Empalidecido, o samurai voltou-se para Toranaga:
- Senhor, farei qualquer coisa que o senhor peça. É isso o que quer que eu faça?
Toranaga limitou-se a olhar para Yabu. O daimio sacudiu o polegar desdenhosamente na direção da cidade.
- Há dois anos a metade dela se incendiou e olhe agora. Há cinco anos foi o Grande Incêndio. Quantas centenas de milhares se perderam então? O que isso importa? São apenas lojistas, mercadores, artesãos, e etas. Não é como se Osaka fosse uma aldeia cheia de camponeses.
Toranaga havia avaliado o vento de há muito. Era leve e não alastraria o fogo. Talvez. Mas uma labareda podia facilmente transformar-se num holocausto, que devoraria a cidade inteira. Exceto o castelo. Ah, se fosse apenas consumir o castelo, eu não hesitaria nem um momento.

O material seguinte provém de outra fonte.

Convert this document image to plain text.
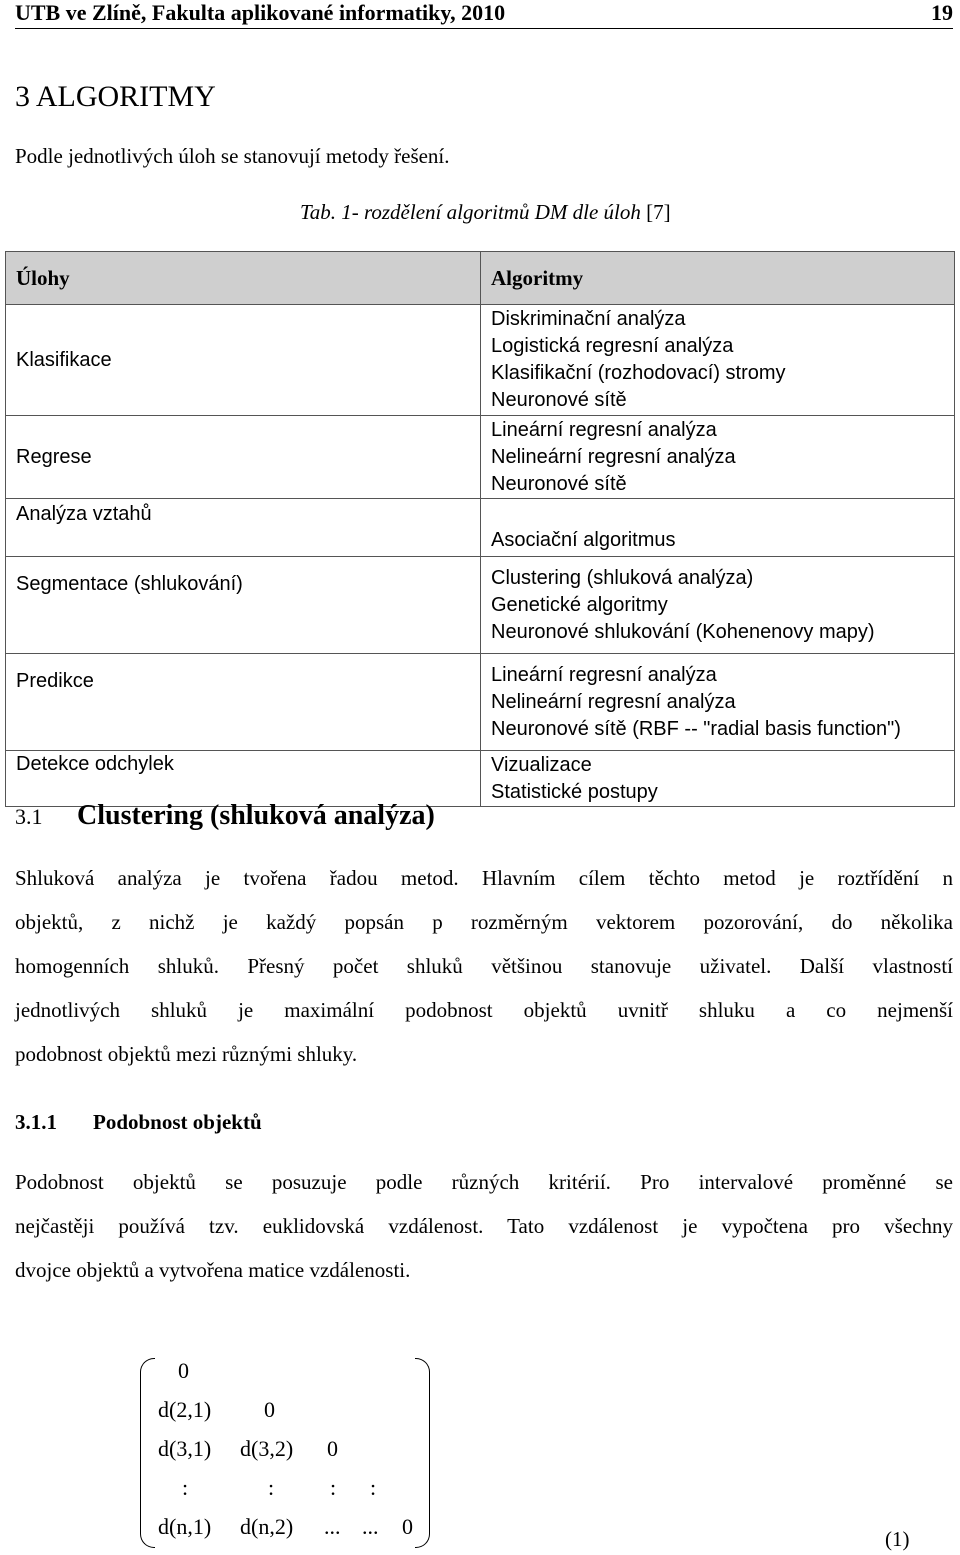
UTB ve Zlíně, Fakulta aplikované informatiky, 2010	19
3 ALGORITMY
Podle jednotlivých úloh se stanovují metody řešení.
Tab. 1- rozdělení algoritmů DM dle úloh [7]
Úlohy	Algoritmy
Klasifikace	Diskriminační analýza
Logistická regresní analýza
Klasifikační (rozhodovací) stromy
Neuronové sítě

Regrese	Lineární regresní analýza
Nelineární regresní analýza
Neuronové sítě

Analýza vztahů	Asociační algoritmus

Segmentace (shlukování)	Clustering (shluková analýza)
Genetické algoritmy
Neuronové shlukování (Kohenenovy mapy)

Predikce	Lineární regresní analýza
Nelineární regresní analýza
Neuronové sítě (RBF -- "radial basis function")

Detekce odchylek	Vizualizace
Statistické postupy
3.1 Clustering (shluková analýza)
Shluková analýza je tvořena řadou metod. Hlavním cílem těchto metod je roztřídění n
objektů, z nichž je každý popsán p rozměrným vektorem pozorování, do několika
homogenních shluků. Přesný počet shluků většinou stanovuje uživatel. Další vlastností
jednotlivých shluků je maximální podobnost objektů uvnitř shluku a co nejmenší
podobnost objektů mezi různými shluky.
3.1.1 Podobnost objektů
Podobnost objektů se posuzuje podle různých kritérií. Pro intervalové proměnné se
nejčastěji používá tzv. euklidovská vzdálenost. Tato vzdálenost je vypočtena pro všechny
dvojce objektů a vytvořena matice vzdálenosti.
0
d(2,1) 0
d(3,1) d(3,2) 0
:	:	: :
d(n,1) d(n,2) ... ... 0	(1)
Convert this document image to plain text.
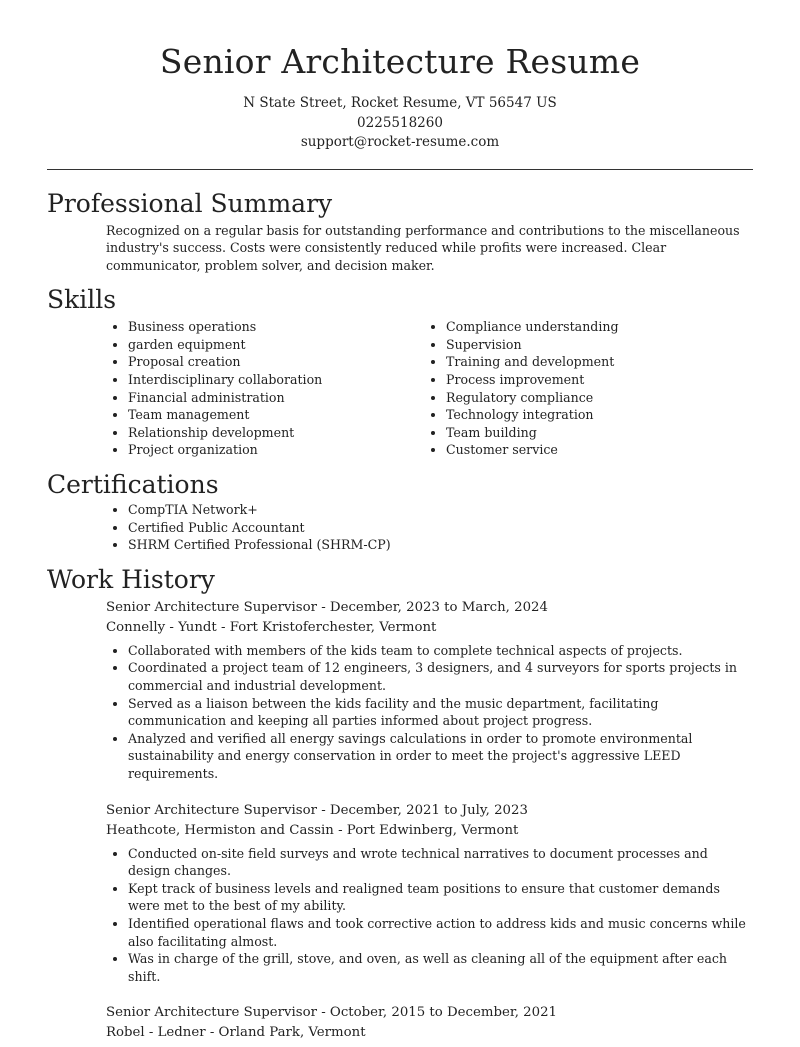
Senior Architecture Resume
N State Street, Rocket Resume, VT 56547 US
0225518260
support@rocket-resume.com
Professional Summary

Recognized on a regular basis for outstanding performance and contributions to the miscellaneous industry's success. Costs were consistently reduced while profits were increased. Clear communicator, problem solver, and decision maker.

Skills
• Business operations
• garden equipment
• Proposal creation
• Interdisciplinary collaboration
• Financial administration
• Team management
• Relationship development
• Project organization
• Compliance understanding
• Supervision
• Training and development
• Process improvement
• Regulatory compliance
• Technology integration
• Team building
• Customer service
Certifications
• CompTIA Network+
• Certified Public Accountant
• SHRM Certified Professional (SHRM-CP)
Work History
Senior Architecture Supervisor - December, 2023 to March, 2024
Connelly - Yundt - Fort Kristoferchester, Vermont
• Collaborated with members of the kids team to complete technical aspects of projects.
• Coordinated a project team of 12 engineers, 3 designers, and 4 surveyors for sports projects in commercial and industrial development.
• Served as a liaison between the kids facility and the music department, facilitating communication and keeping all parties informed about project progress.
• Analyzed and verified all energy savings calculations in order to promote environmental sustainability and energy conservation in order to meet the project's aggressive LEED requirements.
Senior Architecture Supervisor - December, 2021 to July, 2023
Heathcote, Hermiston and Cassin - Port Edwinberg, Vermont
• Conducted on-site field surveys and wrote technical narratives to document processes and design changes.
• Kept track of business levels and realigned team positions to ensure that customer demands were met to the best of my ability.
• Identified operational flaws and took corrective action to address kids and music concerns while also facilitating almost.
• Was in charge of the grill, stove, and oven, as well as cleaning all of the equipment after each shift.
Senior Architecture Supervisor - October, 2015 to December, 2021
Robel - Ledner - Orland Park, Vermont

Girou sobre os calcanhares e voltou-se para os outros.
- Mariko-san, leve o piloto e nossos seis samurais e vá para a galera. Finja estar quase em pânico. Diga aos cinzentos que houve uma emboscada, de bandidos ou ronins, você não tem certeza. Diga-lhes onde aconteceu, que você foi mandada na frente com urgência pelo capitão da nossa escolta de cinzentos para levar mais cinzentos como ajuda, que a batalha ainda não terminou, que você acha que Kiritsubo foi morta ou ferida. Que eles se apressem, por favor. Se você for convincente, isso afastará daqui a maior parte deles.
- Compreendi perfeitamente, senhor.
- Depois, não importa o que os cinzentos façam, vá para bordo com o piloto. Se nossos marinheiros estiverem lá e o navio seguro e protegido, volte à escada de embarque e finja desmaiar. Esse é o nosso sinal. Faça isso exatamente no topo da escada. - Toranaga pousou os olhos em Blackthorne. - Diga-lhe o que você vai fazer, mas não que você vai desmaiar. - Afastou-se para dar ordens ao resto de seus homens e instruções especiais aos seis samurais.
Quando Toranaga terminou, Yabu puxou-o de parte.
- Por que mandar o bárbaro? Não seria mais seguro deixá-lo aqui? Mais seguro para o senhor?
- Mais seguro para ele, Yabu-san, mas não para mim. Ele é um ardil útil.
- Incendiar a rua seria ainda mais seguro.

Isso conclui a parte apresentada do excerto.